Both of these drop-tops are in their element cruising the city at sunset. The 560’s cabin is ‘80s chic, all brown everything. There’s not a lot to distract here: there’s an aftermarket head unit but I never use it, and the analog dials are as straight-forward as they are legible. The squishy seats prove mega-comfortable on longer drives, even if they lack the massaging function of the new car’s thrones. With the roof down, there’s less opportunity to bonk your head on its exposed metal.
About the only thing neue SL shares with old is the quartet of air vents atop its dashboard. The AMG is all about eye-catching features: here’s a giant, angle-adjustable central touchscreen; there’s a huge, full-color head-up display. The digital instrument cluster is adjustable, both in theme and in content. This car’s black leather is buttery-soft, and the seats are appropriately bolstered given the 63’s capabilities. Fit and finish is uniformly excellent, and that Burmester sound system pumps out quality tunes. I’m surprised to find a few plasticky bits in the center console and along the doors though, especially considering the new car’s elevated price.
Different Times, Different Goals
Back when new, the 560 SL went for around $48,000 USD. Accounting for inflation, that’s about $129,000 today. They're worth substantially less now—and if you find one on Turo, like this example, you can get a taste of SL life for the about as much as a mid-level hotel room.
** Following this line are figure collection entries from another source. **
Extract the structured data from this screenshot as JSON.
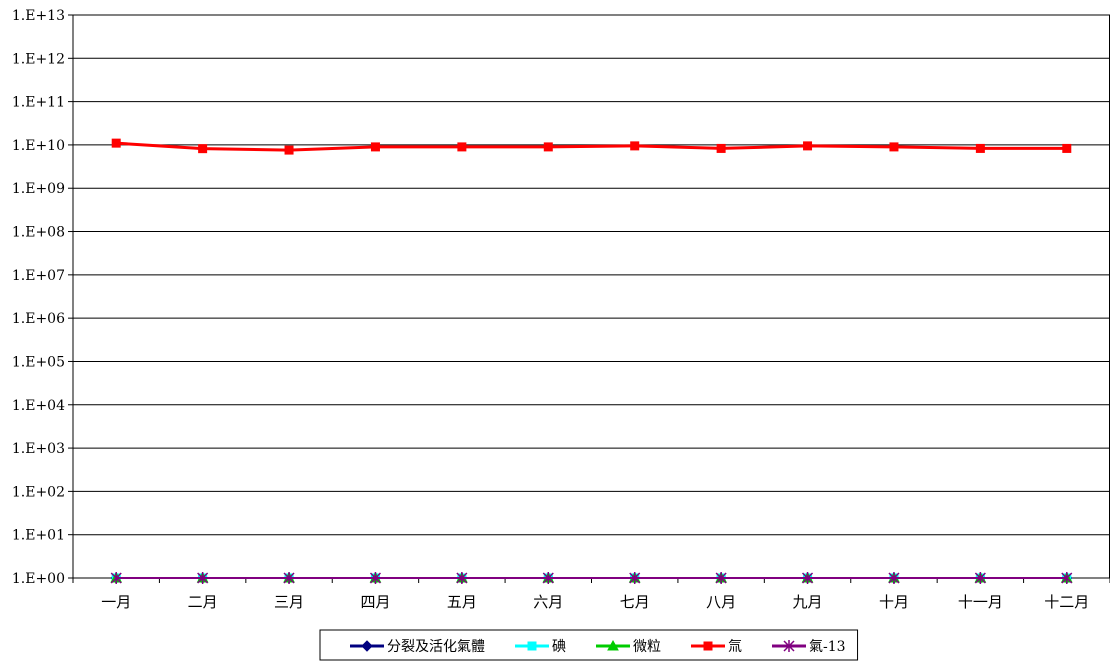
{
  "chart_data": {
    "type": "line",
    "y_scale": "log",
    "ylim": [
      1,
      10000000000000.0
    ],
    "y_tick_labels": [
      "1.E+00",
      "1.E+01",
      "1.E+02",
      "1.E+03",
      "1.E+04",
      "1.E+05",
      "1.E+06",
      "1.E+07",
      "1.E+08",
      "1.E+09",
      "1.E+10",
      "1.E+11",
      "1.E+12",
      "1.E+13"
    ],
    "categories": [
      "一月",
      "二月",
      "三月",
      "四月",
      "五月",
      "六月",
      "七月",
      "八月",
      "九月",
      "十月",
      "十一月",
      "十二月"
    ],
    "grid": "horizontal",
    "legend_position": "bottom",
    "series": [
      {
        "name": "分裂及活化氣體",
        "color": "#000080",
        "marker": "diamond",
        "values": [
          1,
          1,
          1,
          1,
          1,
          1,
          1,
          1,
          1,
          1,
          1,
          1
        ]
      },
      {
        "name": "碘",
        "color": "#00ffff",
        "marker": "square",
        "values": [
          1,
          1,
          1,
          1,
          1,
          1,
          1,
          1,
          1,
          1,
          1,
          1
        ]
      },
      {
        "name": "微粒",
        "color": "#00cc00",
        "marker": "triangle",
        "values": [
          1,
          1,
          1,
          1,
          1,
          1,
          1,
          1,
          1,
          1,
          1,
          1
        ]
      },
      {
        "name": "氚",
        "color": "#ff0000",
        "marker": "square",
        "values": [
          11000000000.0,
          8200000000.0,
          7600000000.0,
          9000000000.0,
          9000000000.0,
          9000000000.0,
          9500000000.0,
          8300000000.0,
          9500000000.0,
          9000000000.0,
          8300000000.0,
          8300000000.0
        ]
      },
      {
        "name": "氣-13",
        "color": "#800080",
        "marker": "asterisk",
        "values": [
          1,
          1,
          1,
          1,
          1,
          1,
          1,
          1,
          1,
          1,
          1,
          1
        ]
      }
    ]
  }
}
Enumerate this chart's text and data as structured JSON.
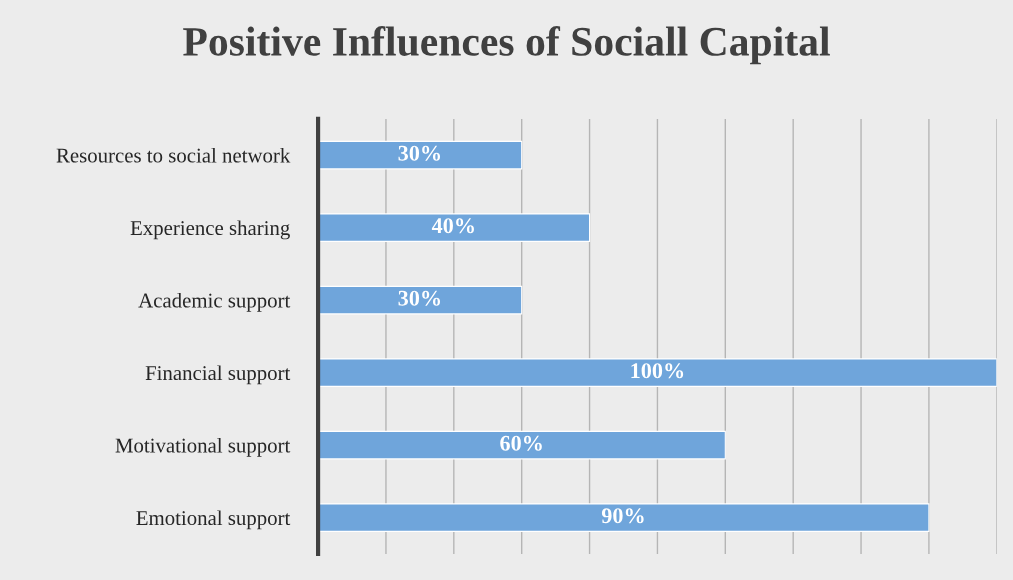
{
  "chart_data": {
    "type": "bar",
    "orientation": "horizontal",
    "title": "Positive Influences of Sociall Capital",
    "categories": [
      "Resources to social network",
      "Experience sharing",
      "Academic support",
      "Financial support",
      "Motivational support",
      "Emotional support"
    ],
    "values": [
      30,
      40,
      30,
      100,
      60,
      90
    ],
    "value_labels": [
      "30%",
      "40%",
      "30%",
      "100%",
      "60%",
      "90%"
    ],
    "color": "#6fa5db",
    "xlim": [
      0,
      100
    ],
    "xticks": [
      {
        "value": 0,
        "label": null
      },
      {
        "value": 10,
        "label": null
      },
      {
        "value": 20,
        "label": null
      },
      {
        "value": 30,
        "label": null
      },
      {
        "value": 40,
        "label": null
      },
      {
        "value": 50,
        "label": null
      },
      {
        "value": 60,
        "label": null
      },
      {
        "value": 70,
        "label": null
      },
      {
        "value": 80,
        "label": null
      },
      {
        "value": 90,
        "label": null
      },
      {
        "value": 100,
        "label": null
      }
    ],
    "grid": "x",
    "tick_labels": "y"
  }
}
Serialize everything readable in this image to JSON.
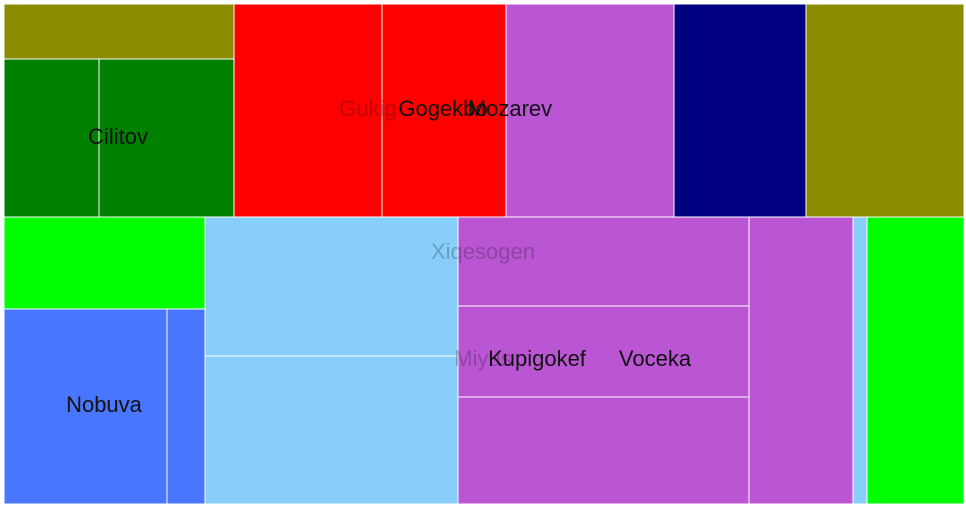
{
  "chart_data": {
    "type": "treemap",
    "title": "",
    "colors": {
      "olive": "#8b8b00",
      "green": "#008000",
      "red": "#ff0000",
      "orchid": "#ba55d3",
      "navy": "#000080",
      "lime": "#00ff00",
      "blue": "#4876ff",
      "lightblue": "#87cefa"
    },
    "nodes": [
      {
        "id": "olive_a",
        "label": "",
        "value": 12.8,
        "color": "olive"
      },
      {
        "id": "cilitov_a",
        "label": "",
        "value": 14.6,
        "color": "green"
      },
      {
        "id": "cilitov_b",
        "label": "",
        "value": 20.8,
        "color": "green"
      },
      {
        "id": "gukig",
        "label": "Gukig",
        "value": 31.7,
        "color": "red"
      },
      {
        "id": "gogekbo",
        "label": "Gogekbo",
        "value": 26.4,
        "color": "red"
      },
      {
        "id": "mozarev",
        "label": "Mozarev",
        "value": 36.0,
        "color": "orchid"
      },
      {
        "id": "navy_a",
        "label": "",
        "value": 28.5,
        "color": "navy"
      },
      {
        "id": "olive_b",
        "label": "",
        "value": 33.6,
        "color": "olive"
      },
      {
        "id": "lime_a",
        "label": "",
        "value": 18.8,
        "color": "lime"
      },
      {
        "id": "nobuva_a",
        "label": "",
        "value": 31.3,
        "color": "blue"
      },
      {
        "id": "nobuva_b",
        "label": "",
        "value": 7.3,
        "color": "blue"
      },
      {
        "id": "xiqes_a",
        "label": "",
        "value": 34.6,
        "color": "lightblue"
      },
      {
        "id": "xiqes_b",
        "label": "",
        "value": 37.2,
        "color": "lightblue"
      },
      {
        "id": "kupig_a",
        "label": "",
        "value": 25.9,
        "color": "orchid"
      },
      {
        "id": "kupig_b",
        "label": "",
        "value": 26.4,
        "color": "orchid"
      },
      {
        "id": "kupig_c",
        "label": "",
        "value": 30.1,
        "color": "orchid"
      },
      {
        "id": "voceka",
        "label": "",
        "value": 29.5,
        "color": "orchid"
      },
      {
        "id": "lb_strip",
        "label": "",
        "value": 4.5,
        "color": "lightblue"
      },
      {
        "id": "lime_b",
        "label": "",
        "value": 27.5,
        "color": "lime"
      }
    ],
    "labels": [
      {
        "text": "Cilitov",
        "faint": false
      },
      {
        "text": "Gukig",
        "faint": true
      },
      {
        "text": "Gogekbo",
        "faint": false
      },
      {
        "text": "Mozarev",
        "faint": false
      },
      {
        "text": "Xiqesogen",
        "faint": true
      },
      {
        "text": "Nobuva",
        "faint": false
      },
      {
        "text": "Miyus",
        "faint": true
      },
      {
        "text": "Kupigokef",
        "faint": false
      },
      {
        "text": "Voceka",
        "faint": false
      }
    ]
  }
}
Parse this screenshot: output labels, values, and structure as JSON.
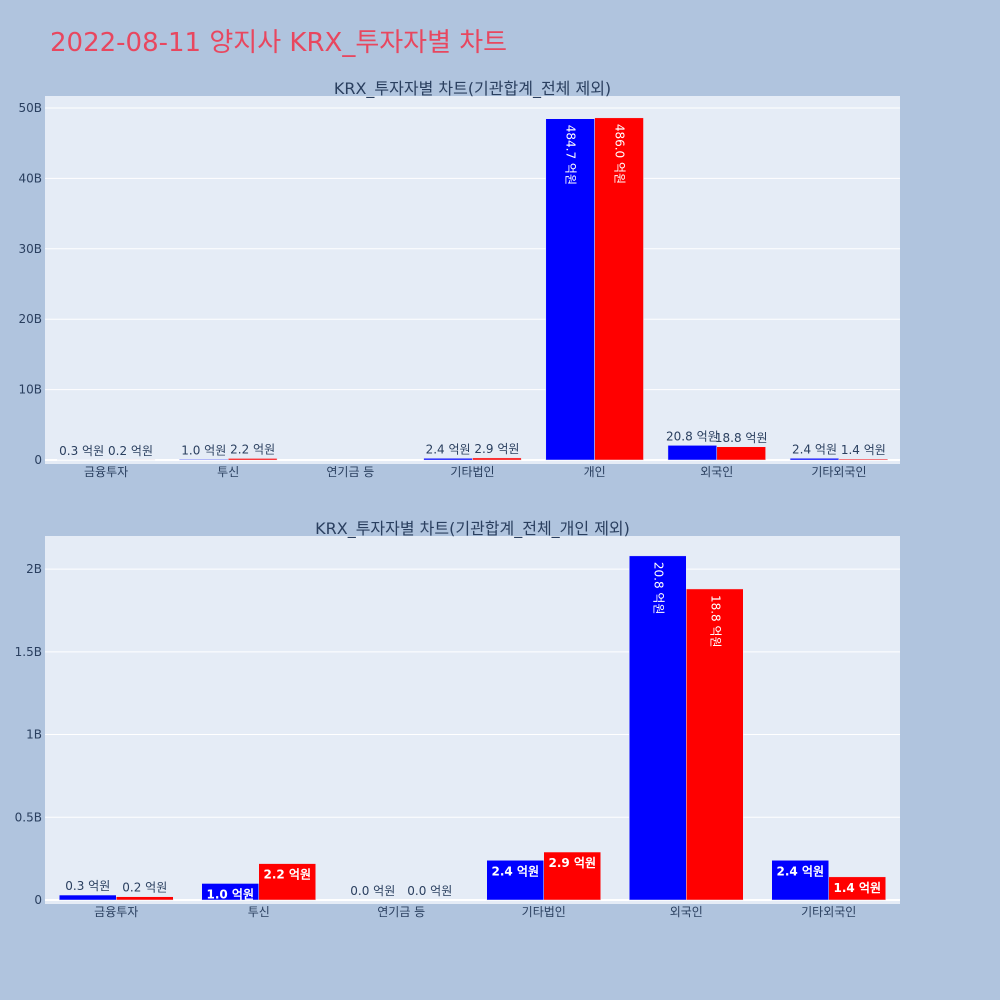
{
  "page": {
    "title": "2022-08-11 양지사 KRX_투자자별 차트"
  },
  "colors": {
    "buy": "#0000ff",
    "sell": "#ff0000",
    "plot_bg": "#e5ecf6",
    "page_bg": "#b0c4de",
    "title": "#e8475f"
  },
  "chart_data": [
    {
      "type": "bar",
      "title": "KRX_투자자별 차트(기관합계_전체 제외)",
      "categories": [
        "금융투자",
        "투신",
        "연기금 등",
        "기타법인",
        "개인",
        "외국인",
        "기타외국인"
      ],
      "series": [
        {
          "color": "#0000ff",
          "values": [
            30000000,
            100000000,
            0,
            240000000,
            48470000000,
            2080000000,
            240000000
          ],
          "labels": [
            "0.3 억원",
            "1.0 억원",
            "",
            "2.4 억원",
            "484.7 억원",
            "20.8 억원",
            "2.4 억원"
          ]
        },
        {
          "color": "#ff0000",
          "values": [
            20000000,
            220000000,
            0,
            290000000,
            48600000000,
            1880000000,
            140000000
          ],
          "labels": [
            "0.2 억원",
            "2.2 억원",
            "",
            "2.9 억원",
            "486.0 억원",
            "18.8 억원",
            "1.4 억원"
          ]
        }
      ],
      "y_ticks": [
        {
          "value": 0,
          "label": "0"
        },
        {
          "value": 10000000000,
          "label": "10B"
        },
        {
          "value": 20000000000,
          "label": "20B"
        },
        {
          "value": 30000000000,
          "label": "30B"
        },
        {
          "value": 40000000000,
          "label": "40B"
        },
        {
          "value": 50000000000,
          "label": "50B"
        }
      ],
      "ylim": [
        0,
        51700000000
      ],
      "grid": true
    },
    {
      "type": "bar",
      "title": "KRX_투자자별 차트(기관합계_전체_개인 제외)",
      "categories": [
        "금융투자",
        "투신",
        "연기금 등",
        "기타법인",
        "외국인",
        "기타외국인"
      ],
      "series": [
        {
          "color": "#0000ff",
          "values": [
            30000000,
            100000000,
            0,
            240000000,
            2080000000,
            240000000
          ],
          "labels": [
            "0.3 억원",
            "1.0 억원",
            "0.0 억원",
            "2.4 억원",
            "20.8 억원",
            "2.4 억원"
          ]
        },
        {
          "color": "#ff0000",
          "values": [
            20000000,
            220000000,
            0,
            290000000,
            1880000000,
            140000000
          ],
          "labels": [
            "0.2 억원",
            "2.2 억원",
            "0.0 억원",
            "2.9 억원",
            "18.8 억원",
            "1.4 억원"
          ]
        }
      ],
      "y_ticks": [
        {
          "value": 0,
          "label": "0"
        },
        {
          "value": 500000000,
          "label": "0.5B"
        },
        {
          "value": 1000000000,
          "label": "1B"
        },
        {
          "value": 1500000000,
          "label": "1.5B"
        },
        {
          "value": 2000000000,
          "label": "2B"
        }
      ],
      "ylim": [
        0,
        2200000000
      ],
      "grid": true
    }
  ]
}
The Mercedes-AMG SL 63 hunts in an even more elite class. This Canadian-spec tester has an as-tested price of over $228,000 CAD; in America, it’d be knocking on the door of $200,000. Any semblance of semi-attainability is gone, and in that sense, the SL is a departure from the template its '80s-era sibling has laid down.
But this is still a cruiser par excellence, and a purchase decision driving by passion, not pricing. Like its forebearer, the SL 63 cocoons its occupants in the day's luxury zeitgeist; a shelter with the top up, and a feast for the senses with it down. Both cars are at their happiest when cruising—but the new car also offers SL buyers 911 Turbo levels of performance to go along with that.